Promoting Cancer Screening
The current ANS featured article is titled “A Critique of the Theory of Planned Behavior in the Cancer
Screening Domain” authored by Jinghua An, MSN, RN and Catherine Vincent, PhD, RN, both at the University of Illinois at Chicago College of Nursing. The article is available for download at no cost while it is featured. Here is a message that Jinghua An provided about this work.
As a nurse, are you involved in promoting cancer screening participation in your community? Early cancer detection is key to improving patients’ chance of survival. The Theory of Planned Behavior (TPB), one of the most frequently applied behavioral theories, has been used to understand, predict, and change cancer screening–related behaviors. In this paper, we applied Fawcett and DeSanto-Madeya’s 2013 framework for analysis and evaluation of nursing theory to critique the TPB from a nursing perspective.
We systematically analyzed and evaluated the TPB to identify its contributions to and usefulness in cancer screening research and practice. The TPB is philosophically congruent with the nursing metaparadigm. The logical congruence between the TPB and the nursing discipline provides the basis for nurses to consider the TPB as a shared theory. The propositions of the TPB could provide information about the individual, interpersonal, social, and environmental determinants of health behavior. Thus, the TPB is applicable in diverse nursing practice situations and settings. It could have profound theoretical significance on nursing if researchers better integrated research findings within the nursing discipline.
The predictive validity of attitude, subjective norm, and perceived behavioral control for intention and behavior has generally been supported in empirical studies. Nevertheless, inconsistencies and gaps exist between empirical data and the theory, particularly with respect to the multiplicative combination rule, intention as a mediator of the effects of attitude and subjective norm on behavior, and the moderation effects of perceived behavioral control. Methodologically sound empirical studies are called for to test these theory propositions.

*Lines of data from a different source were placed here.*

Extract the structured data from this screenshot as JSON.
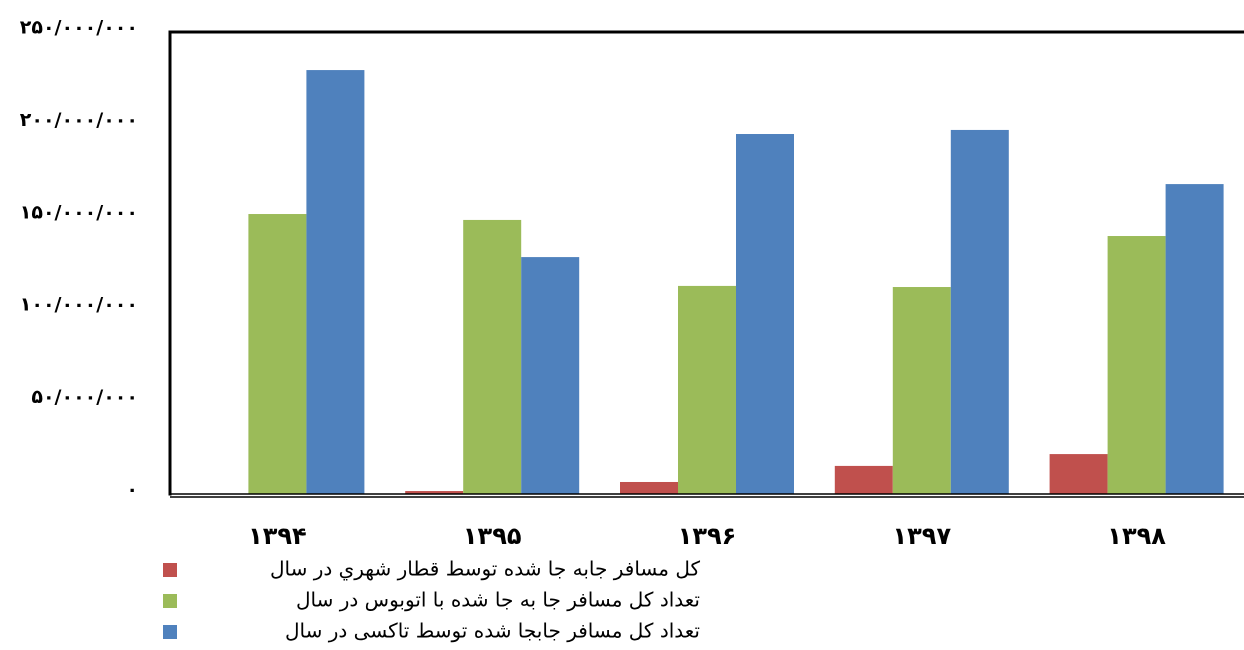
{
  "chart_data": {
    "type": "bar",
    "categories": [
      "۱۳۹۴",
      "۱۳۹۵",
      "۱۳۹۶",
      "۱۳۹۷",
      "۱۳۹۸"
    ],
    "series": [
      {
        "name": "کل مسافر جابه جا شده توسط قطار شهري در سال",
        "color": "#c0504d",
        "values": [
          0,
          1600000,
          6500000,
          15200000,
          21600000
        ]
      },
      {
        "name": "تعداد کل مسافر جا به جا شده با اتوبوس در سال",
        "color": "#9bbb59",
        "values": [
          151500000,
          148300000,
          112600000,
          112000000,
          139600000
        ]
      },
      {
        "name": "تعداد کل مسافر جابجا شده توسط تاکسی در سال",
        "color": "#4f81bd",
        "values": [
          229400000,
          128200000,
          194800000,
          197000000,
          167700000
        ]
      }
    ],
    "ylim": [
      0,
      250000000
    ],
    "yticks": [
      {
        "value": 0,
        "label": "۰"
      },
      {
        "value": 50000000,
        "label": "۵۰/۰۰۰/۰۰۰"
      },
      {
        "value": 100000000,
        "label": "۱۰۰/۰۰۰/۰۰۰"
      },
      {
        "value": 150000000,
        "label": "۱۵۰/۰۰۰/۰۰۰"
      },
      {
        "value": 200000000,
        "label": "۲۰۰/۰۰۰/۰۰۰"
      },
      {
        "value": 250000000,
        "label": "۲۵۰/۰۰۰/۰۰۰"
      }
    ],
    "grid": false,
    "legend": "bottom"
  }
}
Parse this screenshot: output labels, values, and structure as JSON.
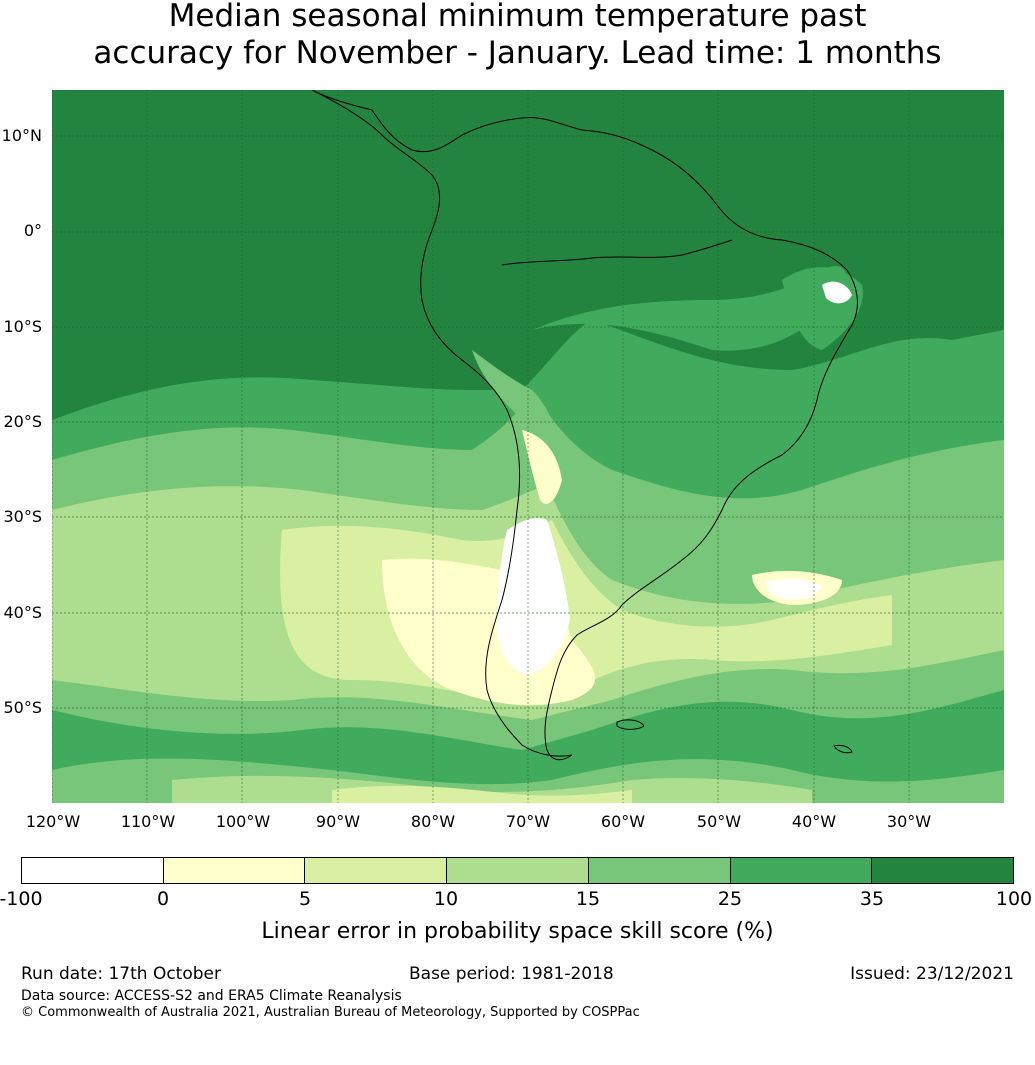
{
  "title": {
    "line1": "Median seasonal minimum temperature past",
    "line2": "accuracy for November - January. Lead time: 1 months"
  },
  "map": {
    "region": "South America",
    "lat_labels": [
      "10°N",
      "0°",
      "10°S",
      "20°S",
      "30°S",
      "40°S",
      "50°S"
    ],
    "lon_labels": [
      "120°W",
      "110°W",
      "100°W",
      "90°W",
      "80°W",
      "70°W",
      "60°W",
      "50°W",
      "40°W",
      "30°W"
    ]
  },
  "colorbar": {
    "ticks": [
      "-100",
      "0",
      "5",
      "10",
      "15",
      "25",
      "35",
      "100"
    ],
    "colors": [
      "#ffffff",
      "#ffffcc",
      "#d9f0a3",
      "#addd8e",
      "#78c679",
      "#41ab5d",
      "#23843f"
    ],
    "label": "Linear error in probability space skill score (%)"
  },
  "footer": {
    "run_date": "Run date: 17th October",
    "base_period": "Base period: 1981-2018",
    "issued": "Issued: 23/12/2021",
    "data_source": "Data source: ACCESS-S2 and ERA5 Climate Reanalysis",
    "copyright": "© Commonwealth of Australia 2021, Australian Bureau of Meteorology, Supported by COSPPac"
  }
}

In addition, the TPB’s utility for developing interventions to promote behavioral change in the cancer screening domain requires further empirical testing. Specifically, future research should provide details of the mechanism of change, the intervention characteristics, and the corresponding theory elements (either from the current TPB or an expanded TPB that integrates other theories). Finally, we believe that translational studies are needed to evaluate the theory’s pragmatic adequacy for promoting cancer screening in nursing practice.